Gran Torino
- Clint Eastwood
- Ahney Her, Bee Vang, Christopher Carley, Clint Eastwood
- Amazon Prime, Cult Movie, Drammatico
- Germania, Stati Uniti
- 9 December 2008
Recensione
Ingiustamente trascurato all’ultima sessione degli Academy Awards (neppure una candidatura), l’ultimo (da attore?) film di Clint Eastwood segnerebbe, dicono, l’archiviazione, all’insegna della non-violenza, dei personaggi alla Callaghan.
D’altro canto, il protagonista Walt Kowalski ci viene mostrato come un recente vedovo misantropo, bofonchiante e, sebbene sia di origini polacche, tendenzialmente razzista, alieno ai suoi figli (che comunque non si sono mai sforzati di capirlo) e segnato per la vita dalla devastante esperienza giovanile sul fronte della Corea.
Fortunatamente la sua chiusura al mondo non è definitiva e irreversibile, tant’è che, per una serie di fortuite circostanze, finisce con il legare con i membri adolescenti (gli unici a parlare inglese) della famiglia orientale che occupa la casa accanto alla sua in un quartiere non troppo raccomandabile.

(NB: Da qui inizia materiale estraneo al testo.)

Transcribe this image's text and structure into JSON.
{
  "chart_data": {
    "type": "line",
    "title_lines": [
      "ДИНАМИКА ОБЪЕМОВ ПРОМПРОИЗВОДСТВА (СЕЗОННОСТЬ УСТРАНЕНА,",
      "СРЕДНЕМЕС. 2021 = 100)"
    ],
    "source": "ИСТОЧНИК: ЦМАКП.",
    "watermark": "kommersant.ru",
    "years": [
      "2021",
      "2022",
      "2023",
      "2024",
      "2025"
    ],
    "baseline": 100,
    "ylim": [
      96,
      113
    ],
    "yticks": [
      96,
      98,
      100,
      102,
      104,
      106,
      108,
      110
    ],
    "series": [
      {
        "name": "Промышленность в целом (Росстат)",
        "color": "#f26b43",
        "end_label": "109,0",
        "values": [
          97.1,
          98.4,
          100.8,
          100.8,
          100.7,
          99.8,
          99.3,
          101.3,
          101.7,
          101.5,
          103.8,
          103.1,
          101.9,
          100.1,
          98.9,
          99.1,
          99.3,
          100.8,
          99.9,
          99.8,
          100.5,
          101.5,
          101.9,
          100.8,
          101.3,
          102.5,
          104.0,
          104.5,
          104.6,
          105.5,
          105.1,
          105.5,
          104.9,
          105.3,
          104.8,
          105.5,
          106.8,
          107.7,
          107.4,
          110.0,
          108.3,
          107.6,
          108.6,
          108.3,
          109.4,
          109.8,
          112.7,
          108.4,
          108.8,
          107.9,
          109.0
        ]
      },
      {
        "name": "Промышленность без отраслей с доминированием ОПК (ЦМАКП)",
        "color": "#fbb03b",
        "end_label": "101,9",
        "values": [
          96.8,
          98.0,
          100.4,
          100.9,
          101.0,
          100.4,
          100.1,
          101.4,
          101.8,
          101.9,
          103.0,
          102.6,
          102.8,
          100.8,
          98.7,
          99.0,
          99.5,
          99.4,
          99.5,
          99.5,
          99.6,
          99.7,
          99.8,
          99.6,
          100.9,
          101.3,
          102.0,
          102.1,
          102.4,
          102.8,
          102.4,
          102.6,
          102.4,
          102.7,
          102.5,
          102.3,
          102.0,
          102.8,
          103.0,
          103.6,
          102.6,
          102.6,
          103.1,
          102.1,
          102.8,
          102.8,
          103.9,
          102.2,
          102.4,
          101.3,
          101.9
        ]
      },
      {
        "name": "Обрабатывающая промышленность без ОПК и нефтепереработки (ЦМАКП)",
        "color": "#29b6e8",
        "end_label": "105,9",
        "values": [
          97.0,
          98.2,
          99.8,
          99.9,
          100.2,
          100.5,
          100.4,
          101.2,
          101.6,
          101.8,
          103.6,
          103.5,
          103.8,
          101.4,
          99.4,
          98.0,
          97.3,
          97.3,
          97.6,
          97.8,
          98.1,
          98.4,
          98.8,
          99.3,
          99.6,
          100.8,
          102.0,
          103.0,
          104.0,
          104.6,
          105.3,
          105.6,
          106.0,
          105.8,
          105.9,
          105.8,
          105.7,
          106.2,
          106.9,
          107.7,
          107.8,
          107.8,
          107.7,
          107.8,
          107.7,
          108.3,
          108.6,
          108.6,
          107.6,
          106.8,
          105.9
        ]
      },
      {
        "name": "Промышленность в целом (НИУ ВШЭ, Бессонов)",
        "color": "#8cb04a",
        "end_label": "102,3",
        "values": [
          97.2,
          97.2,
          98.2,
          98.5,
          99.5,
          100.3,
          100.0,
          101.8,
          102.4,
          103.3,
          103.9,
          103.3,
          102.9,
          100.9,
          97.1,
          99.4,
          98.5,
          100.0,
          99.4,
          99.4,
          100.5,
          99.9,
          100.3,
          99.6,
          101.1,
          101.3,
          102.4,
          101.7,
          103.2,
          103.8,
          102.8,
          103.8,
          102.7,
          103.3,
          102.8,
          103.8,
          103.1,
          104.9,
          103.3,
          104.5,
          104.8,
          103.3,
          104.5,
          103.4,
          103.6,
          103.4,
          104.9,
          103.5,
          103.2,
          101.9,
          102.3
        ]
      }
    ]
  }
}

Un percorso di vicendevole maturazione dai risvolti drammatici, sceneggiato egregiamente e con immediatezza da Nick Schenk, omaggio malinconico all’estinto e onesto “cinema dei duri” con un occhio ben aperto sulla fondamentale (soprattutto in questo momento storico) e spontanea convivenza fra tutte le etnie, all’interno delle quali si annida e prolifera comunque e indipendentemente la delinquenza; e perfino nei contesti più marci è possibile discernere tra individuo e individuo.
E anche nell’espiazione delle proprie colpe, la confessione, si possono scegliere interlocutori differenziati.
Una tale (e incompleta) mole di spunti è amministrata da Eastwood con maestria e, oseremmo dire, saggezza guadagnate nel tempo, grazie a un’esperienza che ha fatto della capacità di raccontare e di sfumare i personaggi, mai nettamente positivi o negativi, un marchio di garanzia.
Clint ormai risiede nell’olimpo dei migliori cineasti contemporanei.